Today’s post is a review of Musashikuni Mamu’s performance in the Kyūshū Basho 2013. I could only find video for three of the seven matches, so this post doesn’t give a full perspective of Musashikuni’s performance in this basho. Nevertheless, I still enjoy making gifs of these early matches, and thereby this post may contribute to my enjoyment more than the readers.
This basho was only Musashikuni’s second performance after his mae-zumo matches. While he was still learning, he was also able to show more of his quickly-developing skillset in the jonidan division – a division that held Musashikuni for only two basho.
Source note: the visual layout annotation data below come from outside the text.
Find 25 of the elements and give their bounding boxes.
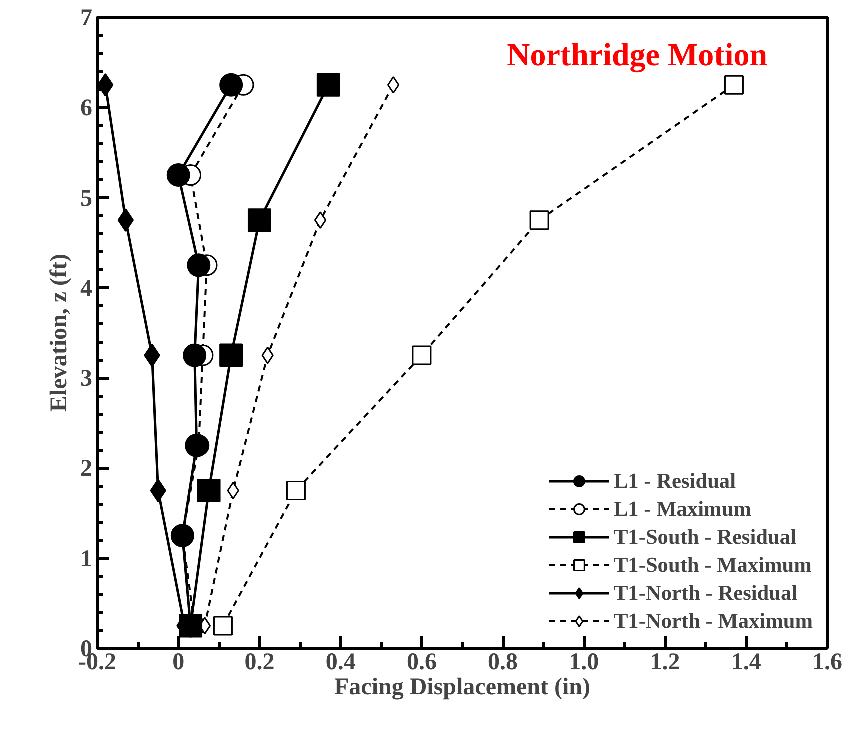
x-axis-title: Facing Displacement (in) (334, 674, 590, 700)
x-tick-label: 1.0 (569, 650, 600, 676)
x-tick-label: 0.4 (326, 650, 356, 676)
text: Northridge Motion (507, 36, 768, 74)
legend-label: T1-North - Maximum (614, 608, 813, 634)
x-tick-label: 0.8 (488, 650, 518, 676)
y-axis-title: Elevation, z (ft) (46, 254, 72, 412)
y-tick-label: 5 (80, 186, 92, 212)
y-tick-label: 4 (80, 276, 92, 302)
x-tick-label: 1.4 (731, 650, 762, 676)
y-tick-label: 6 (80, 96, 92, 122)
x-tick-label: 1.6 (812, 650, 842, 676)
y-tick-label: 2 (80, 456, 92, 482)
legend-label: T1-North - Residual (614, 580, 798, 606)
legend-label: L1 - Residual (614, 468, 736, 494)
legend-label: T1-South - Maximum (614, 552, 812, 578)
y-tick-label: 3 (80, 366, 92, 392)
x-tick-label: 0.2 (244, 650, 275, 676)
y-tick-label: 7 (80, 6, 92, 32)
y-tick-label: 1 (80, 546, 92, 572)
x-tick-label: 1.2 (650, 650, 680, 676)
legend-label: L1 - Maximum (614, 496, 752, 522)
x-tick-label: 0 (172, 650, 185, 676)
legend-label: T1-South - Residual (614, 524, 796, 550)
x-tick-label: 0.6 (406, 650, 437, 676)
Also, don’t forgot to check out NorthAmericanSumo.com next week. I hope to have a post about the FitCon Sumo Cup 2019, which seemed to have been a fantastic sumo event. I also hope to have some information about a sumo camp in New Jersey, which will be an excellent opportunity for anyone to develop their sumo skills – whether a complete beginner or advanced expert. So, don’t forget to check out the website next week, and email me at NorthAmericanSumo@Gmail.com if you have any sumo questions!
Musashikuni Mamu Match 1 Gif – Kyūshū Basho 2013
Musashikuni Mamu Match 2 Gif – Kyūshū Basho 2013
Musashikuni Mamu Match 3 Gif – Kyūshū Basho 2013
Musashikuni Mamu Match 4 Gif – Kyūshū Basho 2013
Musashikuni Mamu Match 5 Gif – Kyūshū Basho 2013
Musashikuni Mamu Match 6 Gif – Kyūshū Basho 2013
Musashikuni Mamu Match 7 Gif – Kyūshū Basho 2013
As you can see in these gifs, Musashikuni simply overpowers his opponents. He was able to get the thrusting victories pretty easily against Sharinoumi Ryoji and Teraofuji Kenyu. These two competitors weren’t pushovers either, finishing with 4-3 and 3-4 records respectively. Even in Musashikuni’s loss above, against Komatsukasa Akira, he was able to push his opponent around throughout the match. It was a well-timed sidestep that gave Musashikuni his defeat, showing his relative inexperience in sumo during this basho.
It is interesting to see how much Musashikuni has grown, which gives him success using similar techniques in the makushita division. It seems that Musashikuni is similar to Wakaichiro (or likely the other way around), in that he has a natural technique core that has been carried throughout his career. He has certainly learned some new skills along the way, but he seems to regularly return to this core approach.
Lastly, Musashikuni went 5-2 during this basho, losing to a rikishi that also went 5-2 and another that went 6-1. Not too bad! He would continue to go 6-1, 5-2, and 5-2 in his next three basho, having an incredible start to his career. Let’s hope that Musashikuni will get another streak like that some day!